Als het gaat om de rol van waterstof in de uitrol van wind op zee, ook hier is de Tweede Kamer over geïnformeerd. Het was de Tweede Kamer zelf, die hierover meerdere moties heeft aangenomen, zoals de motie Agnes Mulder over windparken op zee en groene waterstof (Kamerstuk 35300-XIII, nr. 38 | Overheid.nl > Officiële bekendmakingen (officielebekendmakingen.nl) uit 2019 en de motie Sienot/Agnes Mulder over 'Wind meets industry' (Kamerstuk 32813, nr. 547 | Overheid.nl > Officiële bekendmakingen (officielebekendmakingen.nl) uit 2020.

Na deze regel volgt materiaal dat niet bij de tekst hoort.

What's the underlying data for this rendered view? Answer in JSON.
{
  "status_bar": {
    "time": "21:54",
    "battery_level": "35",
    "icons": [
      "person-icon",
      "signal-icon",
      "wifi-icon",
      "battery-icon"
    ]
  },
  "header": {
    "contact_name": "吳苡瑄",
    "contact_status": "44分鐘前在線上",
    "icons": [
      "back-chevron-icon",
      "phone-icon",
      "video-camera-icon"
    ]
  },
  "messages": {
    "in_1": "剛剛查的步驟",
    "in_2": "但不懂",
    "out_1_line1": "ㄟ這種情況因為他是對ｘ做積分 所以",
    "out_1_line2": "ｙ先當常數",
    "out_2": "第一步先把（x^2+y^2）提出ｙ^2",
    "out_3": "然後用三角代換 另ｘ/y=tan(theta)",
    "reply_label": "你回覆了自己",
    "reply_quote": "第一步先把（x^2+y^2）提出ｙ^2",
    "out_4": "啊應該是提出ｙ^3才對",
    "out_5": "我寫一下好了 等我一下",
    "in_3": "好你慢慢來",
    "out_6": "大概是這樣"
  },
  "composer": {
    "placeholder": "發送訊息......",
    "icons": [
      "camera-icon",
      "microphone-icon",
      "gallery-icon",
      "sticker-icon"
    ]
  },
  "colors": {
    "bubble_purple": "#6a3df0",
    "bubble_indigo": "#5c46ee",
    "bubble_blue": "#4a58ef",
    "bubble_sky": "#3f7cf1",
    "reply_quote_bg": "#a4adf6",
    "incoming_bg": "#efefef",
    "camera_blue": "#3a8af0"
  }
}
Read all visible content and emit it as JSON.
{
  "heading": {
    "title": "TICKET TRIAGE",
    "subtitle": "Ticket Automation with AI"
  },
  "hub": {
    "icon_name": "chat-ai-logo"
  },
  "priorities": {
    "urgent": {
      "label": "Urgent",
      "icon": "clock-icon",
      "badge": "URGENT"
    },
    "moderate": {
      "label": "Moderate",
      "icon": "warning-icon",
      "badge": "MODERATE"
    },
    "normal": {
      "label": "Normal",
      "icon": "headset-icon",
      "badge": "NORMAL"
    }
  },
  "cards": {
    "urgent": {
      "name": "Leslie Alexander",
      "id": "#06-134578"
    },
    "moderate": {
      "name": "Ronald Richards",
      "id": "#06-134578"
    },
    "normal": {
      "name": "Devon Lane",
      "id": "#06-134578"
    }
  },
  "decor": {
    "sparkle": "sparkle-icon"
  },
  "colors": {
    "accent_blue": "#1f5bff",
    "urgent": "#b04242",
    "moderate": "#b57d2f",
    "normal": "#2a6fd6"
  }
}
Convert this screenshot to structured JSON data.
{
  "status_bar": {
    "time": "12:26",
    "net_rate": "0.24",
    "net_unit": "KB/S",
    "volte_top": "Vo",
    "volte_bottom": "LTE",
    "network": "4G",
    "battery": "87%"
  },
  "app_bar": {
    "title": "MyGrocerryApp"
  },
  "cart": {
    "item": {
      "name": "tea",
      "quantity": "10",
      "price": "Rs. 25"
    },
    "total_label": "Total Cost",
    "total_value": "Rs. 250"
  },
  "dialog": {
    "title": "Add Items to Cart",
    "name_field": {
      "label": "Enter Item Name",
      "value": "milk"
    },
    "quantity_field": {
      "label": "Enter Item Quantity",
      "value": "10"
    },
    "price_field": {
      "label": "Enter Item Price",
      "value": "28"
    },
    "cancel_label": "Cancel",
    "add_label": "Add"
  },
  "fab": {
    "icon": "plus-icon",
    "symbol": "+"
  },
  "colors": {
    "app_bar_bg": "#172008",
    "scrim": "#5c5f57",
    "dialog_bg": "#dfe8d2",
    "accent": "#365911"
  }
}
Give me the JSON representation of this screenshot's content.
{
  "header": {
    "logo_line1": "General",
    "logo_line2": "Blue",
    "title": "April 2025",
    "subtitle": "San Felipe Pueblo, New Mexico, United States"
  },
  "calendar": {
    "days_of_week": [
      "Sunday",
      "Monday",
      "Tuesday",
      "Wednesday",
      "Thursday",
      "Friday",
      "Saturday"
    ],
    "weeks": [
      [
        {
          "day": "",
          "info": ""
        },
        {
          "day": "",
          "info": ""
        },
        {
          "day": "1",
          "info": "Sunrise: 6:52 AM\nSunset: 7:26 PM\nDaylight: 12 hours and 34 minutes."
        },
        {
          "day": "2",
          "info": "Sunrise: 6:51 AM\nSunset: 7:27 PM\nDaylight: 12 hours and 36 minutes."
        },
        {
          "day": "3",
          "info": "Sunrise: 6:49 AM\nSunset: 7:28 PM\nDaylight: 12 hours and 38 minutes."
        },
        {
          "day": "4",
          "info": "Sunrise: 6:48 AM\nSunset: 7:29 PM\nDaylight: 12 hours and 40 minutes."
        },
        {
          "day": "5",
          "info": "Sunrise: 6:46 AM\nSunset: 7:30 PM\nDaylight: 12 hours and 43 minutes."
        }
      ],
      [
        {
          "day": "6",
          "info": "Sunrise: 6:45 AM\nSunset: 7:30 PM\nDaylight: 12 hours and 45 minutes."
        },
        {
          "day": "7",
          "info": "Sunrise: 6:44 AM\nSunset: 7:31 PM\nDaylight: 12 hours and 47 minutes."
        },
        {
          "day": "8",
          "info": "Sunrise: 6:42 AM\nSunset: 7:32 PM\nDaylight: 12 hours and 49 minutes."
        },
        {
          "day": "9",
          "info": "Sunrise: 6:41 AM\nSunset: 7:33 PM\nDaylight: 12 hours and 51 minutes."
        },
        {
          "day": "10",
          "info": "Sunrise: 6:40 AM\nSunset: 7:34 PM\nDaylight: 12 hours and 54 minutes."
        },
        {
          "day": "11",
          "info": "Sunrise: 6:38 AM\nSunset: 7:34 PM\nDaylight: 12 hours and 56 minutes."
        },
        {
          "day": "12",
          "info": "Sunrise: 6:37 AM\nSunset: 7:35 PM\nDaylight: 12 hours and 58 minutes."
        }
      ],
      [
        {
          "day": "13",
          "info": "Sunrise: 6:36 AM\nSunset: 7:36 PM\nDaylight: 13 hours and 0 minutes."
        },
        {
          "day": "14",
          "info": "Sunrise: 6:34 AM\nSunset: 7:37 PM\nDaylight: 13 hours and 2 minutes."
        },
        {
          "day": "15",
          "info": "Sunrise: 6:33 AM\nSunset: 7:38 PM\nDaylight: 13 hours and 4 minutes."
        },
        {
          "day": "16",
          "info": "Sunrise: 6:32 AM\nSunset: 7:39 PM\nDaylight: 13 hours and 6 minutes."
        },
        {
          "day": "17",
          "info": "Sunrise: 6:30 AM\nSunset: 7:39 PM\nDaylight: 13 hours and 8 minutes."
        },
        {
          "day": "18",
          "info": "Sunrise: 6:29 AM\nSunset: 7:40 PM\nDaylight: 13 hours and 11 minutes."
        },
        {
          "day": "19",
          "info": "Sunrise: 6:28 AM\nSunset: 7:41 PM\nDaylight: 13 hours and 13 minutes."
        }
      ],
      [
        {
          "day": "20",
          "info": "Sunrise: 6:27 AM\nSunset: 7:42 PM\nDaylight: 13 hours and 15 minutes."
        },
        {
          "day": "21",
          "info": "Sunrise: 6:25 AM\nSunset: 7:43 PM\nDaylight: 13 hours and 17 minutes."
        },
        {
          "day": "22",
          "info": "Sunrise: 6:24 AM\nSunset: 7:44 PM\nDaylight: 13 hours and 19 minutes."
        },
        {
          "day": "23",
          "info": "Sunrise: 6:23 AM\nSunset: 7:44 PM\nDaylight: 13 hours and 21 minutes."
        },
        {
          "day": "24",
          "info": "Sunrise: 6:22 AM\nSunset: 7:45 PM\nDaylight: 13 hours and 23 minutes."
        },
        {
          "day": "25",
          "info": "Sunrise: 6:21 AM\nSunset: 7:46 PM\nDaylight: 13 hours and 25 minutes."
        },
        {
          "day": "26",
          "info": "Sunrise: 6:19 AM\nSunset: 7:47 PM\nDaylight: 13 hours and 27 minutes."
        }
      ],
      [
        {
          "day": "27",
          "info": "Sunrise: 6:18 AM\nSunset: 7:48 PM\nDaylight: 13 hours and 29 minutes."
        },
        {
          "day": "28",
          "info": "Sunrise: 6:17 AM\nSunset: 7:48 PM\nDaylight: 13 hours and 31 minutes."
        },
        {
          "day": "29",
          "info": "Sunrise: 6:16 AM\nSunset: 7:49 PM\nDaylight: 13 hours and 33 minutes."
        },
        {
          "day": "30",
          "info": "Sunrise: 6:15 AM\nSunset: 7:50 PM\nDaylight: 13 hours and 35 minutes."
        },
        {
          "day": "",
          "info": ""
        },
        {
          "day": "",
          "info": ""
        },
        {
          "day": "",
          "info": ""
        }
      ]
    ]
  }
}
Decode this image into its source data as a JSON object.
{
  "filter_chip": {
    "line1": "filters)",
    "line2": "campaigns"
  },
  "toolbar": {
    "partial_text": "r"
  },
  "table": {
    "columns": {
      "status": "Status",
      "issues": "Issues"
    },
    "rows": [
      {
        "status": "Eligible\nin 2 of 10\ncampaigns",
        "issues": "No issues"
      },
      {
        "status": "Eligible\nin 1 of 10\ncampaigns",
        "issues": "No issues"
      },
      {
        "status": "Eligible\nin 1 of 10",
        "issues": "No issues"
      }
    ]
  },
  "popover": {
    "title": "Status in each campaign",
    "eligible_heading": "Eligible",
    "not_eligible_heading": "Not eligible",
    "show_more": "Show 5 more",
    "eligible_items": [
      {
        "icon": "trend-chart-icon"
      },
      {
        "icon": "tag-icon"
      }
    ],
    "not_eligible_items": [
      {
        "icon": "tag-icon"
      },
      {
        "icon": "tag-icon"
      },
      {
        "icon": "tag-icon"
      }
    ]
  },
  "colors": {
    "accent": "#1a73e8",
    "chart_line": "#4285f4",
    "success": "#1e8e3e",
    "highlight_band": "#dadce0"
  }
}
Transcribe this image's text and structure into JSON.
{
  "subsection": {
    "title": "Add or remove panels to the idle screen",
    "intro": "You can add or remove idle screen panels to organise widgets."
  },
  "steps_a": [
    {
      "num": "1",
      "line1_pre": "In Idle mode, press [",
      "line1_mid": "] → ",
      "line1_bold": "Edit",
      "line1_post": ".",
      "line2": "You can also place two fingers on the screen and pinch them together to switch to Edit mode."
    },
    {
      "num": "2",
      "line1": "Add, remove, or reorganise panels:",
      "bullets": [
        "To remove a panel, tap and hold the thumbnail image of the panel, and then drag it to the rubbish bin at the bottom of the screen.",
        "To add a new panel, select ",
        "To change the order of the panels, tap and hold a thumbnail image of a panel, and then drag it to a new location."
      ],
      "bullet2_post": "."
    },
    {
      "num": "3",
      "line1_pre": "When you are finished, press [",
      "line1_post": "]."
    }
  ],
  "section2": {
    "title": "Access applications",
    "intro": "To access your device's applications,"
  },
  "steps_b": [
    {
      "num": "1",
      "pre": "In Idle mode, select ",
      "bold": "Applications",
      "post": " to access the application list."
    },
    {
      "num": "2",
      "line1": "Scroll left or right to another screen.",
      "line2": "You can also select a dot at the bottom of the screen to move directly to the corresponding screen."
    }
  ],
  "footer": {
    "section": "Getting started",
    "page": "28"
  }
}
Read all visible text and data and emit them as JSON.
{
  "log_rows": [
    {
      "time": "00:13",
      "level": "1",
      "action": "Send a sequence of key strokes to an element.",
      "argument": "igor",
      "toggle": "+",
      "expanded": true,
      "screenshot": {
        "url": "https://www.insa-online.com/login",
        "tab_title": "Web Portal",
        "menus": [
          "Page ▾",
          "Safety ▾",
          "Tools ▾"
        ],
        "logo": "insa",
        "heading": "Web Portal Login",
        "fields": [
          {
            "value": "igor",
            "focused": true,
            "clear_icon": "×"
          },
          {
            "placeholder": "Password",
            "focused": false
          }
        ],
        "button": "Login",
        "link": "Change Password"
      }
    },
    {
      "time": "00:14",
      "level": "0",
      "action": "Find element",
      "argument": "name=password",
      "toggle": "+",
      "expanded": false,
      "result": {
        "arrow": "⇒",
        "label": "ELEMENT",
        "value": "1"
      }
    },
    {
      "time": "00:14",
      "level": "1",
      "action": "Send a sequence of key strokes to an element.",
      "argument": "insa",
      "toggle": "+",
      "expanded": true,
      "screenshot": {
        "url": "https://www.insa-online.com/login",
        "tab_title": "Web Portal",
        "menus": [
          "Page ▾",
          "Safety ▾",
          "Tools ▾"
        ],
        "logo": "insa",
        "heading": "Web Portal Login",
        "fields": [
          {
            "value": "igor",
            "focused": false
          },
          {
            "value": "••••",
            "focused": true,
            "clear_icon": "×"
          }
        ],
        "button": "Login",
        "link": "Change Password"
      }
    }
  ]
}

Bovendien is in december 2020 een Kamerbrief over de Noordzee Energie Outlook verstuurd (Kamerstuk 32813, nr. 646 | Overheid.nl > Officiële bekendmakingen (officielebekendmakingen.nl), die onder andere ingaat op die moties en waarin uitgebreid wordt ingegaan op de koppeling tussen windenergie op zee en waterstof. Uit de onderzoeken van Guidehouse en DNVGL die met deze brief naar de Tweede Kamer zijn gestuurd, blijkt o.a. dat de koppeling van windenergie op zee en waterstof de businesscase van windparken verstevigt en daarmee bijdraagt aan zowel de continuïteit van de uitbreiding van windenergie op zee als aan de vergroening van andere sectoren. In de betreffende Kamerbrief is aangegeven dat er verder zal worden gewerkt aan instrumentarium om wind op zee en waterstof goed in samenhang te kunnen ontwikkelen. Een van de vragen die daarbij speelt, is of de opgewekte elektriciteit uit de windparken op zee als hernieuwbare elektriciteit of groene waterstof aan land wordt gebracht. Deze vragen worden momenteel nader uitgewerkt. EZK is voornemens begin 2022 een Kamerbrief te versturen waarin de nieuwe aanpak voor de toekomstige uitrol van windenergie op zee uiteengezet wordt, in navolging van de NEO-brief uit december 2020. Daarin zal opnieuw uitdrukkelijk aandacht worden besteed aan de koppeling tussen windenergie en waterstofproductie.